Strategies for Variety
There are two strategies that go beyond “the low-fat, high-fiber diet plus exercise” message to promote weight loss. Both of these strategies work because they increase the variety of healthy foods and decrease the variety and intake of foods that are calorie-dense. Overall, the amount and variety of food eaten is similar, but the amount of calories are decreased without hunger.

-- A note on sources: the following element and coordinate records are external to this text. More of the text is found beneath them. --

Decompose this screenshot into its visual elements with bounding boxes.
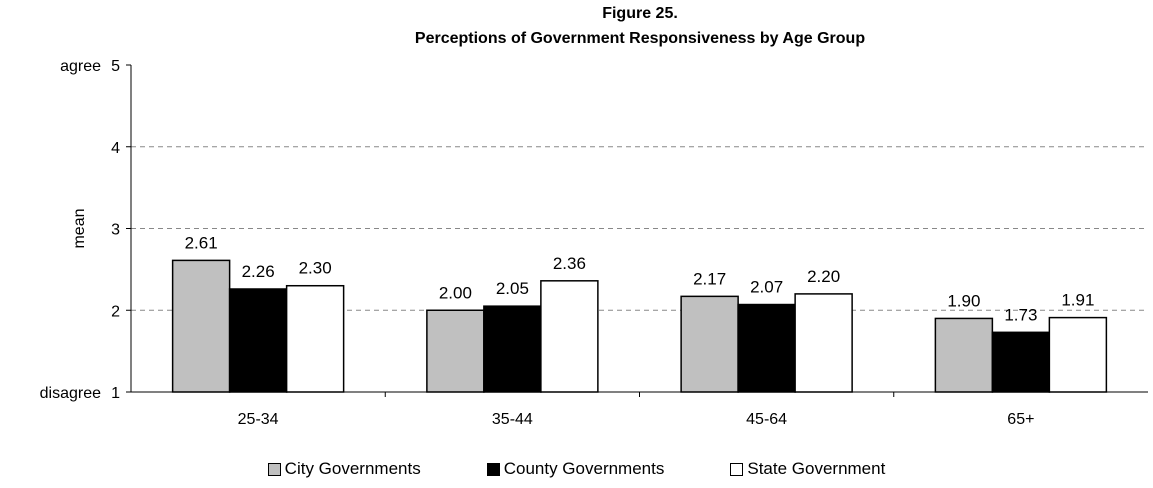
bar xyxy=(228,288,288,393)
y-end-label: disagree xyxy=(40,385,101,402)
y-tick-label: 2 xyxy=(111,303,120,320)
chart-title-line1: Figure 25. xyxy=(602,5,678,22)
legend-swatch-county xyxy=(486,462,500,476)
legend-item-county: County Governments xyxy=(445,457,665,481)
legend-item-state: State Government xyxy=(688,457,885,481)
x-tick-label: 65+ xyxy=(1007,411,1034,428)
data-label: 2.07 xyxy=(750,278,783,297)
bar-chart: 1 disagree 2 3 4 5 agree mean 2.61 2.26 2.30 25-34 2… xyxy=(40,58,1148,428)
bar xyxy=(991,331,1051,393)
legend-label-city: City Governments xyxy=(284,459,421,478)
data-label: 2.30 xyxy=(299,259,332,278)
data-label: 1.90 xyxy=(947,291,980,310)
legend: City Governments County Governments Stat… xyxy=(0,457,1153,481)
bar xyxy=(934,317,994,393)
bar xyxy=(171,259,231,393)
y-tick-label: 5 xyxy=(111,58,120,75)
legend-swatch-state xyxy=(730,462,744,476)
data-label: 2.20 xyxy=(807,267,840,286)
x-tick-label: 45-64 xyxy=(746,411,787,428)
legend-label-county: County Governments xyxy=(503,459,665,478)
y-end-label: agree xyxy=(60,58,101,75)
data-label: 2.61 xyxy=(185,233,218,252)
bar xyxy=(680,295,739,393)
legend-swatch-city xyxy=(267,462,281,476)
y-tick-label: 3 xyxy=(111,222,120,239)
legend-label-state: State Government xyxy=(747,459,886,478)
bar xyxy=(285,284,345,393)
bar xyxy=(794,293,853,393)
y-tick-label: 1 xyxy=(111,385,120,402)
y-tick-label: 4 xyxy=(111,140,120,157)
data-label: 2.26 xyxy=(242,262,275,281)
chart-title-line2: Perceptions of Government Responsiveness… xyxy=(414,30,866,47)
data-label: 1.73 xyxy=(1004,305,1037,324)
bar xyxy=(483,305,542,393)
bar xyxy=(1048,316,1108,393)
data-label: 2.05 xyxy=(496,279,529,298)
y-axis-title: mean xyxy=(71,208,88,248)
data-label: 1.91 xyxy=(1061,291,1094,310)
data-label: 2.36 xyxy=(553,254,586,273)
bar xyxy=(540,280,599,393)
legend-item-city: City Governments xyxy=(267,457,421,481)
bar xyxy=(737,303,796,393)
data-label: 2.17 xyxy=(693,269,726,288)
x-tick-label: 25-34 xyxy=(238,411,279,428)
x-tick-label: 35-44 xyxy=(492,411,533,428)
data-label: 2.00 xyxy=(439,283,472,302)
bar xyxy=(426,309,485,393)
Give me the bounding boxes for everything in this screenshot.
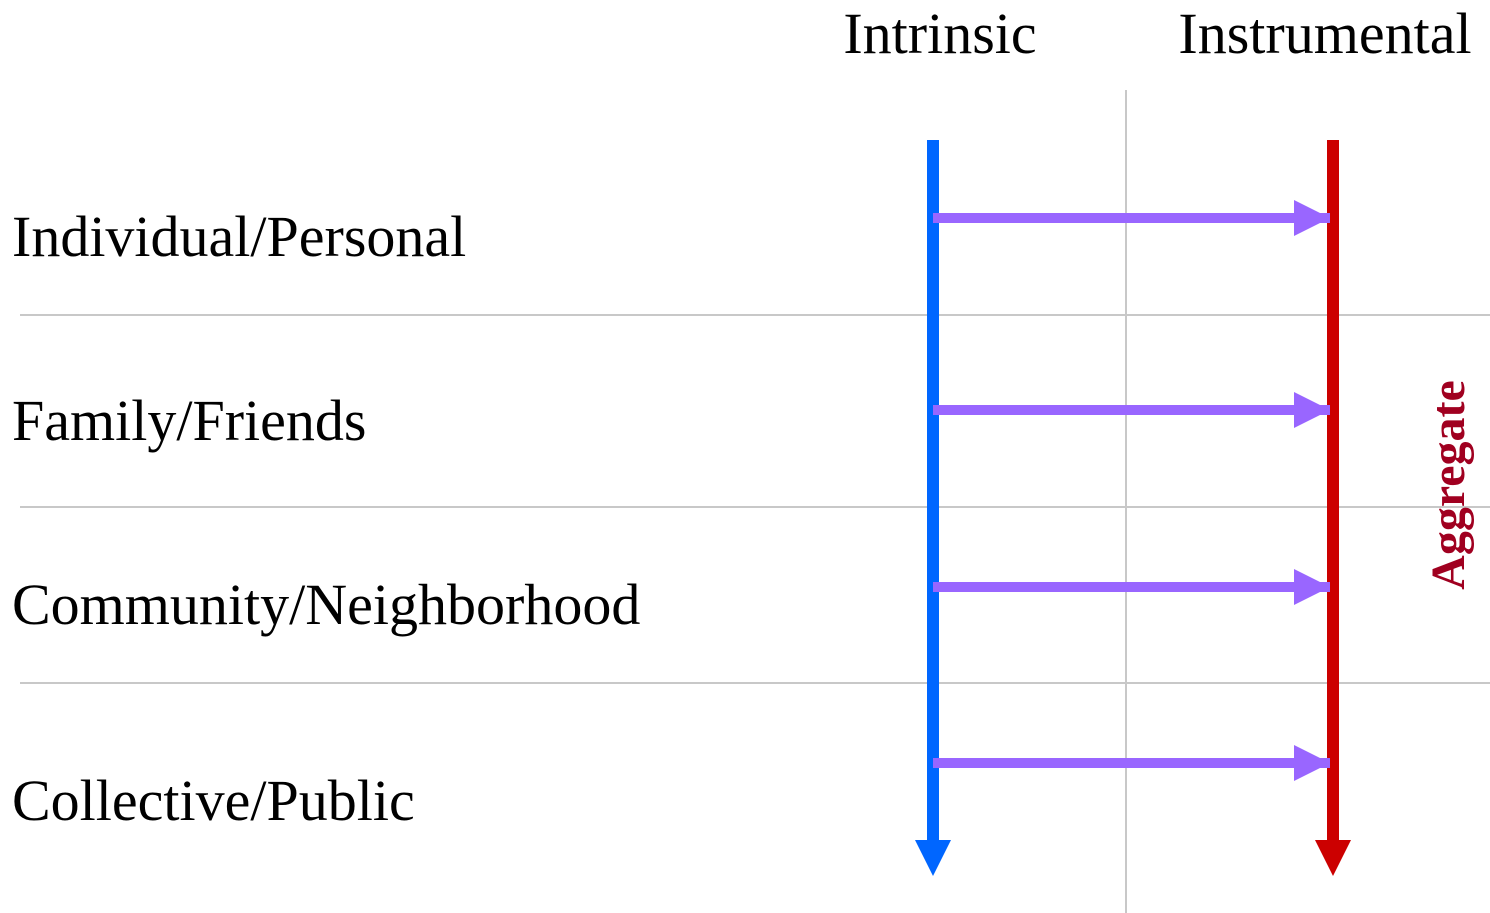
instrumental-arrow xyxy=(1315,140,1351,876)
side-label: Aggregate xyxy=(1422,380,1475,590)
column-header: Instrumental xyxy=(1178,1,1471,66)
row-label: Individual/Personal xyxy=(12,204,466,269)
row-label: Community/Neighborhood xyxy=(12,572,640,637)
row-label: Collective/Public xyxy=(12,768,415,833)
grid xyxy=(20,90,1490,913)
intrinsic-arrow xyxy=(915,140,951,876)
row-label: Family/Friends xyxy=(12,388,366,453)
column-header: Intrinsic xyxy=(843,1,1036,66)
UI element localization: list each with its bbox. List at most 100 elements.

The first strategy is to choose what we call “preferred carbohydrates.” This generally means consuming high carbohydrate foods such as fruits, grains and starchy vegetables in a minimally processed and less calorie-dense form. For example, fresh fruit would be a good choice but dried fruit and fruit juice would be less desirable choices. Whole wheat pasta, brown rice and hot whole grain cereals would be preferred over bread, dry cereals and crackers because the latter have a much higher calorie density. Yams, baked or boiled potatoes and beans would be preferred over pretzels, french fries and fat free chips because of their lower calorie density.
The second strategy is to increase the number of servings of vegetables each day so that they are equal to the number of servings of complex carbohydrates or starchy foods, e.g. if one consumed 7 servings of starchy foods, they would also need to consume 7 servings of vegetables. This recommendation is based on clinical observations; but, a recent study on dietary variety found that an increased variety of vegetables in the diet was associated with lower calorie intake.

The bottom line:
It is important to eat more vegetables, whole unsweetened fruits and whole unrefined carbohydrates like potatoes, yams, whole wheat pasta, brown rice, hot cooked whole grain cereal, potatoes, beans and yams. Choose nonfat dairy and lean animal protein, especially seafood over their high-fat counterparts.

At the same time, it is important to reduce the variety of oils, sweets, fats and/or processed refined carbohydrates like white bread, baked goods, bagels, cookies, crackers, sweetened cereals, chips, pretzels, bread sticks, etc.